Kerry and I have been downsizing a bit lately. Part of that process has included giving away books that have been sitting on our shelves without being touched, except for an occasional dusting, for years. My father, John Dyer, gave me a bunch of sailing-related books many years ago. I've kept some and given away most. Before we give any of them away we check to see if he left anything inside of them. For instance, I found and kept a bunch of hand-written notes he made as he was deciding what kind of sailboat to buy back in the early 1980s. He ended up buying an Endeavour 43, a sturdy, center-cockpit ketch with 6'7" of headroom below. He and his wife, Mary Lou, lived on the boat for a couple of years in North Palm Beach, Florida. I was stationed at the Defense Language Institute at the time, and I stayed on the boat with them for about three weeks during Christmas break in 1982. I have a great photo of Dad at the helm on one of our day trips in the Atlantic, and the days I spent with him on his boat, particularly the days we went sailing, are as important to me as any time we spent together. He eventually sold the boat. I think it was just too confining to be a permanent home. But for a while, as his friend Les Sutcliffe said while visiting that December, for a few years my Dad was "living the dream."

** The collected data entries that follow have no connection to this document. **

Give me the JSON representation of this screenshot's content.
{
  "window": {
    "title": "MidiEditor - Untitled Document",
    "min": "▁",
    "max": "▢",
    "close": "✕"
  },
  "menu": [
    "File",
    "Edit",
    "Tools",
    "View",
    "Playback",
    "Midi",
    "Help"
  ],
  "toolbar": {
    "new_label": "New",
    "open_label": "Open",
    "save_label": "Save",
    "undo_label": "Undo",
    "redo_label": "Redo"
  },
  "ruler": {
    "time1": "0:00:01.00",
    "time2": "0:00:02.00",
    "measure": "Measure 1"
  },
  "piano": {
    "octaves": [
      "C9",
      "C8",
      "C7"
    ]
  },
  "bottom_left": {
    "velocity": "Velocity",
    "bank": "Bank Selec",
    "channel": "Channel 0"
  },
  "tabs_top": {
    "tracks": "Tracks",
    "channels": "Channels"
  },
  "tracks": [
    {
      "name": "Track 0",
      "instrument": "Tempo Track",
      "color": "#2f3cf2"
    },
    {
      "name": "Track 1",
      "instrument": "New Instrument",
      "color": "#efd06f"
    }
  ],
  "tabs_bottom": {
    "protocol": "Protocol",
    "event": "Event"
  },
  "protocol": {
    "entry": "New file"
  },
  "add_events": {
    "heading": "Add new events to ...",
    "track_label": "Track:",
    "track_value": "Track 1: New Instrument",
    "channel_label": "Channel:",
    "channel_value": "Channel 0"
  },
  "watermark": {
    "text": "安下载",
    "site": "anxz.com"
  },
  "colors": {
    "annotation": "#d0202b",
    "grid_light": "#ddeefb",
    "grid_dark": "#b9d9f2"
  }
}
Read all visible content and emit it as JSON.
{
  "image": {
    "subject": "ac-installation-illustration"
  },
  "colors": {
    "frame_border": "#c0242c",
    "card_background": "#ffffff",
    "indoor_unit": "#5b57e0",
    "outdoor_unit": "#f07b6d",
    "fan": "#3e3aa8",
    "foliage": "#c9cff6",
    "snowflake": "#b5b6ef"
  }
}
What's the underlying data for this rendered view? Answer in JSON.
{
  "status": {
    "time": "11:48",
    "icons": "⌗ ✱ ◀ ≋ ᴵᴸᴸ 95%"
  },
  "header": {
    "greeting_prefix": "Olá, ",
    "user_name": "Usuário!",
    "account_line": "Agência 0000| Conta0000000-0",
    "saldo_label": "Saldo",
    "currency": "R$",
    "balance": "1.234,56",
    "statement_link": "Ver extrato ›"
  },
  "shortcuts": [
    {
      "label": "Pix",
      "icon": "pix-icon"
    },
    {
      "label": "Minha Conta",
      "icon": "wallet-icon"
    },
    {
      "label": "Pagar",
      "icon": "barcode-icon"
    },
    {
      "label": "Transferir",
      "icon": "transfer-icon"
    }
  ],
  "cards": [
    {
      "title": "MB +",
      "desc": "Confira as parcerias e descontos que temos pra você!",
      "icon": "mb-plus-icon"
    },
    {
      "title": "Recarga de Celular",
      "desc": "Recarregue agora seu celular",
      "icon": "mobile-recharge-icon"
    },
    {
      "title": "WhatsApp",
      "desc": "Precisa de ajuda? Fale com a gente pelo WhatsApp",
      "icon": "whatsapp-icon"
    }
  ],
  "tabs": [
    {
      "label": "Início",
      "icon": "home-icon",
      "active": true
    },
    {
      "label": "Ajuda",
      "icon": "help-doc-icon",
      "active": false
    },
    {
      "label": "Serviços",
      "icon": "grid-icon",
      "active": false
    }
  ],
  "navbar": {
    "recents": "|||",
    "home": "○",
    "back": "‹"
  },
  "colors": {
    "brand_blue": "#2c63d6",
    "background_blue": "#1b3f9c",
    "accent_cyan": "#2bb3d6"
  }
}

Before we'd sail, Dad would raise the boat's burgee. His burgee was yellow with a pineapple depicted in the middle of it. My recollection for years was that he once told me it was the burgee of the Lanai Yacht Club. I was pretty sure the whole thing was a mild joke, that Dad didn't have any more connection to Lanai or some yacht club on Lanai than I did, and that he just liked saying that about his boat's burgee. But the story had a certain charm to it, and it was a story I liked to repeat.
A couple of weeks ago, while going through some old sailing books for donation to the local library, I found a yellow, 5x7 posterboard certificate, No. 201, dated March 14, 1981 (Dad's 50th birthday, as my brother pointed out), naming John Dyer as a Charter Member of the Pineapple Isle Yacht Club of Lanai, Hawaii, and signed by the club's "Commodore." What a find! According to some brief web research, the club no longer exists, but apparently it did at one point, and Dad was a member from the get go. What I'd once considered to be a mild joke had some substance to it, and here was some documentary evidence supporting that proposition. The certificate is the second image below.
We'd started planning our trip to Maui back in January. That planning included taking a quick trip to Lanai. All of the above made the visit to Lanai an imperative. We took the 50-minute ferry ride from Lahaina Harbor on June26th. When we disembarked at Manele Bay, Lanai, we walked over to a set of flags on a small rise above the harbor. I'd hoped that one of the flags would be the burgee of the Pineapple Isle Yacht Club. Even though the burgee was not flying, the picture I took of Kerry on Lanai is one I'll treasure for reasons going back much further than our recent trip. The picture evokes memories of sailing with my father on the boat of his dreams more than 30 years ago, sailing along through the Gulf Stream off the coast of Florida with the burgee of the Pineapple Isle Yacht Club flying high overhead.